Tuesday 14 April 2015

#revision - ABSTRACTION


For Clement Greenberg, modernism is born out of self-criticality. This self-criticality within painting picked up that since painting began, the flat surface of a painting has been seen as a pivotal part of what makes a painting a painting and which sets it apart from all the other arts. On top of this flat plane, a three dimensional image has been created, which in some ways negates the fact that it is on a flat surface, as nothing eludes to this within the image. 'Flatness alone was unique and exclusive to pictorial art'; Modernism, for Greenberg, focuses on the emphasising this plane and making use of it, doing away with figurative representation, as three-dimensionality is something shared with sculpture, and becoming autonomous through the individual use of a flat plane.

Artists like Piet Mondrian and Malevich have used abstraction as means of emphasising the surface of the work. In Russia, Malevich created his famous Black Square as a reduction of all representation and even that of colour. When representational art had become so tied up in bourgeoisie values, it was important if Russia was to succeed with a new regime to distance themselves artistically with this past. Alexander Rodchenko created the Last Painting in 1921, three monochrome panels that consisted of the primary colours red, yellow and blue. This was seen to be the 'death of painting', as it showed painting in its purest forms - the three primary colours, which make all colours, and the flatness of the three canvases. From this moment onwards, Rodchenko had a preoccupation with photography, especially after the rise of the Bolsheviks in 1917 deemed abstraction and suprematism to be disengaged with the everyday reality.

Mondrian emphasises the plane in a slightly different way. Whilst the monochromes in Russia are void of all representation, there are still some simple, pure elements of that in Mondrian's grids. Following a repetitive grid method that he used for 25 years, Mondrian created many works that follow the same repetitive technique but are infinitely different in their representation. The act of repetition, or 'systematic' art, uses repetition not to show similarities but to show differences. Mondrian's art shows that not all artistic license is lost when figurative painting is removed. 

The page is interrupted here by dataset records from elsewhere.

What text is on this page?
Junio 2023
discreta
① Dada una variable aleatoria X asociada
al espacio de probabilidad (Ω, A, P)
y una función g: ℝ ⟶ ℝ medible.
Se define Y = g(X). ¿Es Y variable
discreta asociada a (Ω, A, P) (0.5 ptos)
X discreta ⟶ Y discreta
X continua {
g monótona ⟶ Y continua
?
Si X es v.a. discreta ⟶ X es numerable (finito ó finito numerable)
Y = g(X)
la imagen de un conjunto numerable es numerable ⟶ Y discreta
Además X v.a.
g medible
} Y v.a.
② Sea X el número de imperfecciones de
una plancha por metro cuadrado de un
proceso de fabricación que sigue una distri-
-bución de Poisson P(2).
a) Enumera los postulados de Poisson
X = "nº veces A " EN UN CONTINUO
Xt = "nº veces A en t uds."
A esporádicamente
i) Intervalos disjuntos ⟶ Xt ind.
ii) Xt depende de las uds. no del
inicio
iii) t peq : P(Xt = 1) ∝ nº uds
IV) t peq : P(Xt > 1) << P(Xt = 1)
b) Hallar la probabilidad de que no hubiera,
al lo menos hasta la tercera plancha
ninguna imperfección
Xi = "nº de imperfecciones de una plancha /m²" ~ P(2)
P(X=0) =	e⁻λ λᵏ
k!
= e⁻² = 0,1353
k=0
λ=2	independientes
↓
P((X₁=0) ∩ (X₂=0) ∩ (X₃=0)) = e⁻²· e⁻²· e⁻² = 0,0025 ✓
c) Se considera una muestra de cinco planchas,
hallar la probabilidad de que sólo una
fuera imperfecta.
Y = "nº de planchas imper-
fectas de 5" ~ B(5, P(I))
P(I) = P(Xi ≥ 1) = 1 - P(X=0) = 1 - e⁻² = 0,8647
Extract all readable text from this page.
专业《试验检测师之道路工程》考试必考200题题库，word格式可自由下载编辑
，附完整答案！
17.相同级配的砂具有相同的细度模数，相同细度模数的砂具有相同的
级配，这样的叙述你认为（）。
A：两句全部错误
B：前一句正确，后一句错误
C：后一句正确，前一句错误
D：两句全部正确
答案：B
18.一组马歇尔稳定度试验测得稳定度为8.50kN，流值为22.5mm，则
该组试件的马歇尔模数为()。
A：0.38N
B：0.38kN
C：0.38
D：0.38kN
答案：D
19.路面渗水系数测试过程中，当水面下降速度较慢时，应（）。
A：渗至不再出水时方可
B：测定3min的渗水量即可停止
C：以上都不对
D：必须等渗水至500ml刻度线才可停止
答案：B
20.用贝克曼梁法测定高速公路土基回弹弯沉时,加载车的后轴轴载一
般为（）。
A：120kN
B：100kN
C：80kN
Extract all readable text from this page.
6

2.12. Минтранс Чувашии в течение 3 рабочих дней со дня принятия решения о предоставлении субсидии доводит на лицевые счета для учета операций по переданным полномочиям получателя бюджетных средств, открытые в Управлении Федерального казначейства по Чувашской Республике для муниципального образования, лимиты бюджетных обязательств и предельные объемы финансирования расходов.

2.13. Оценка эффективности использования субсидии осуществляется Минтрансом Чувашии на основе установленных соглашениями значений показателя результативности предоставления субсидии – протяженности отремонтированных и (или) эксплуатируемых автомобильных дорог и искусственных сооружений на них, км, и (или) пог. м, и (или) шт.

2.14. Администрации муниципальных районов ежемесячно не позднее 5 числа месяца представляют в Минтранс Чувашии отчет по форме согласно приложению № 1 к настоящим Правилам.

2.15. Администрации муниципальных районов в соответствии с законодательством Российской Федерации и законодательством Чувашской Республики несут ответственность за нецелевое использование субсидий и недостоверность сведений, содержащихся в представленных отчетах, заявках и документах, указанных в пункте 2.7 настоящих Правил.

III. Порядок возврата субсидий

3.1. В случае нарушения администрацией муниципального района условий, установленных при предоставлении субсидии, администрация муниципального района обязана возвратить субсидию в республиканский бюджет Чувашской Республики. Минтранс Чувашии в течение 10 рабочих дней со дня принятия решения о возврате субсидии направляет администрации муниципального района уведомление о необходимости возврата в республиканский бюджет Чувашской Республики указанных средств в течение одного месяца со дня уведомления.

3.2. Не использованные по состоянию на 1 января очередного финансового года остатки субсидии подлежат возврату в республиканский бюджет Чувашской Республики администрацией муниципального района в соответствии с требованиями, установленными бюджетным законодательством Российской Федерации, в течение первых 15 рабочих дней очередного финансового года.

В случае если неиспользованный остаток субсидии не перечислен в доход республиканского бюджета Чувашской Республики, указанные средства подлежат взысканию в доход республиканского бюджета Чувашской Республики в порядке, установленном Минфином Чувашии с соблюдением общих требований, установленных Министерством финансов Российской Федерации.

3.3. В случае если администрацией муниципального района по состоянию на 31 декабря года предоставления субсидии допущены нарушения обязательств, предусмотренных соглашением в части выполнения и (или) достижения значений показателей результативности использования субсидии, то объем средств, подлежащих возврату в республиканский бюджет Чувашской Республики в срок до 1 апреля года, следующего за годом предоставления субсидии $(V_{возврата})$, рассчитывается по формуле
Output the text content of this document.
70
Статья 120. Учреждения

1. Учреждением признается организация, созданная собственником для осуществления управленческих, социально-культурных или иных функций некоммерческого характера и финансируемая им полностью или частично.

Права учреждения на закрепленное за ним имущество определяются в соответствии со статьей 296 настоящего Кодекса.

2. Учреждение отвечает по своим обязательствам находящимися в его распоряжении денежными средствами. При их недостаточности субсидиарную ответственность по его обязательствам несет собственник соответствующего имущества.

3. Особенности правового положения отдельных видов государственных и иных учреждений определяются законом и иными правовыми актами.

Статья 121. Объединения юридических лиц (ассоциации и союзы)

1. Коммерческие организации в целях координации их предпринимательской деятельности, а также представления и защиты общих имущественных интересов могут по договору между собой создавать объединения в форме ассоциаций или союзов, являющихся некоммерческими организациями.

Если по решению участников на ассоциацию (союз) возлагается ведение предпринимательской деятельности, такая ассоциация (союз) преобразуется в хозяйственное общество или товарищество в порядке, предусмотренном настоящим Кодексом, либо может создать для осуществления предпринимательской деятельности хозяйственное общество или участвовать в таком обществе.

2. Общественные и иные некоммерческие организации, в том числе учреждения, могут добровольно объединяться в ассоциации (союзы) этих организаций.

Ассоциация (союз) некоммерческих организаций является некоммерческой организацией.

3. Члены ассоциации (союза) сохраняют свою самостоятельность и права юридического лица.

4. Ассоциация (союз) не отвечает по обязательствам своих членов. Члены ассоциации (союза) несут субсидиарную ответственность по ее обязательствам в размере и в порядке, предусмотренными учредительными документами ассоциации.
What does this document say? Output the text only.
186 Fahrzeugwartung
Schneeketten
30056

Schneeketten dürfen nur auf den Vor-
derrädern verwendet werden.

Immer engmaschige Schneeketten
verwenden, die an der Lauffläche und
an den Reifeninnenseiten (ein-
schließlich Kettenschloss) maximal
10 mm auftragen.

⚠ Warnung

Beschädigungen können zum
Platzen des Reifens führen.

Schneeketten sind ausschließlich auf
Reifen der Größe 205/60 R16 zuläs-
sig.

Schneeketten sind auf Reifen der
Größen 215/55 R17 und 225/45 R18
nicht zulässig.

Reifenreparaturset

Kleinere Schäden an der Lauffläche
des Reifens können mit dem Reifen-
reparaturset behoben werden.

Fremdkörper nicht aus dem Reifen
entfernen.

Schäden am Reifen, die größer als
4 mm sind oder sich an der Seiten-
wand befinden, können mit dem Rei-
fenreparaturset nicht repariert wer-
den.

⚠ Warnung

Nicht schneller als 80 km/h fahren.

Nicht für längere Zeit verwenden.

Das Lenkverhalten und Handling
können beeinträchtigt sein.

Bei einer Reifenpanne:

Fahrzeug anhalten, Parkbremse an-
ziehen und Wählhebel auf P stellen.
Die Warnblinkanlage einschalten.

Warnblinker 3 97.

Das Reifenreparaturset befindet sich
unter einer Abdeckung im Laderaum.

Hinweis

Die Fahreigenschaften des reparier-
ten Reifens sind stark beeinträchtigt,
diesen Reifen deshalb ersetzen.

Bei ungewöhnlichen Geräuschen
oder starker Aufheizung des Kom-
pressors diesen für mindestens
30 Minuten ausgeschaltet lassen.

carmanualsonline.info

Two modern artists who have carried on the trope of abstraction are Barnett Newmann and Ellsworth Kelly. Both of these artists use monochromes to emphasis the flatness of the surface, and both loosely utilise grid formations. Newmann's One from 1948 is a monochrome (made in a series of 5, furthering the 'systematic' process of abstract art) with a single vertical line down the middle, showing it is conscious of the limits of the surface and the edges of the plane, whereas Kelly's Red/White from 1953 uses the grid in a more explicit way, with the whole canvas being in a grid formation. This formation is one of the most effective ways to play with the Freudian idea of chance, which many artists during this time are occupied with.